Les magistrats de la CC concluent que la gouvernance actuelle de la CMB n’est pas de nature à permettre d’assurer un pilotage, un suivi et un contrôle efficaces du régime dans sa globalité. De plus, le panier des prestations de soins et le taux de couverture réel des frais les concernant sont négativement impactés par des insuffisances concernant la non actualisation des nomenclatures et de la tarification nationale de référence.

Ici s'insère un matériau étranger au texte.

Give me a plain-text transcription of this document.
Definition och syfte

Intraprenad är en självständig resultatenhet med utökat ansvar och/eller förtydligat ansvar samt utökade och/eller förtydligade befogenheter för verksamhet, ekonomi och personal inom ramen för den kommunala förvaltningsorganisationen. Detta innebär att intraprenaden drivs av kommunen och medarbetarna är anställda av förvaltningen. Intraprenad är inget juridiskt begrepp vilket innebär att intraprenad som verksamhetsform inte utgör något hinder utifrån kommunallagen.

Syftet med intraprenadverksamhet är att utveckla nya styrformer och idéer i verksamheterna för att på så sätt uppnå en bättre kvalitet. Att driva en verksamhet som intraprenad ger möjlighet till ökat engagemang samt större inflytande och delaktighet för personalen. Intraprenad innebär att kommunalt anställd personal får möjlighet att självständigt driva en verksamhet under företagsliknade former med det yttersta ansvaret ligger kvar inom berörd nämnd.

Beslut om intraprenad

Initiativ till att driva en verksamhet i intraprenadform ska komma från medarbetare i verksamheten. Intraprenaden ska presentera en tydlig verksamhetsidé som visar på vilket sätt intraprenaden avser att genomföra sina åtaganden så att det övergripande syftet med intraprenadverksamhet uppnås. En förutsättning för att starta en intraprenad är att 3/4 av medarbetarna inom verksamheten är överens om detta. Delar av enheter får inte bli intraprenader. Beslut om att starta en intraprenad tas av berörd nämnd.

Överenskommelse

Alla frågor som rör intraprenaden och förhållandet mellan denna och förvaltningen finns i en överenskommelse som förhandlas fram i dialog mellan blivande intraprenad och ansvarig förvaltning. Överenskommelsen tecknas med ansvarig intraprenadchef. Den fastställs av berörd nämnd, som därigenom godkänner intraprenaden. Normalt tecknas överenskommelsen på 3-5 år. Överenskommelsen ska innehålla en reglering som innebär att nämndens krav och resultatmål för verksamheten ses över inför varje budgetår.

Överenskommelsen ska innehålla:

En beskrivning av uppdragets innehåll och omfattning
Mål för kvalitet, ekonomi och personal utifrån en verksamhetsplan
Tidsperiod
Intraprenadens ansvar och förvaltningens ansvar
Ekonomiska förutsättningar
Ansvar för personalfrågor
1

En conséquence, le taux de couverture des charges des soins médicaux dispensés aux bénéficiaires de la CMB reste limité.
En l’absence de mécanismes dédiés au développement des ressources et au contrôle des dépenses, l’équilibre financier et la pérennité de la CMB et plus particulièrement de l’AMO reste tributaire des aides de plus en plus
importantes.
Recommandations de la Cour
Pour pallier les différents dysfonctionnements relevés, et dans la perspective de la généralisation de l’AMO et son application aux bénéficiaires du RAMED à l’horizon 2022, comme prévu par la loi n° 09.21 relative à la protection sociale, la Cour des comptes a recommandé au Ministère de la santé et de la protection sociale et au Ministère de l’économie et des finances, de revoir les paramètres de financement de la couverture médicale de base et engager une réflexion sur les mécanismes de diversification des ressources et moyens de son financement.
Elle a recommandé également de mettre en place un cadre de gouvernance de la couverture médicale de base dans sa globalité et d’instituer une autorité de régulation indépendante dotée des pouvoirs et moyens nécessaires, et adopter un système de veille et de prévention sanitaires et une politique pharmaceutique efficace. La Cour a souligné enfin l’importance de mettre à niveau l’hôpital public, en tant que principal levier de la couverture médicale de base, et du contrôle du secteur de santé privé.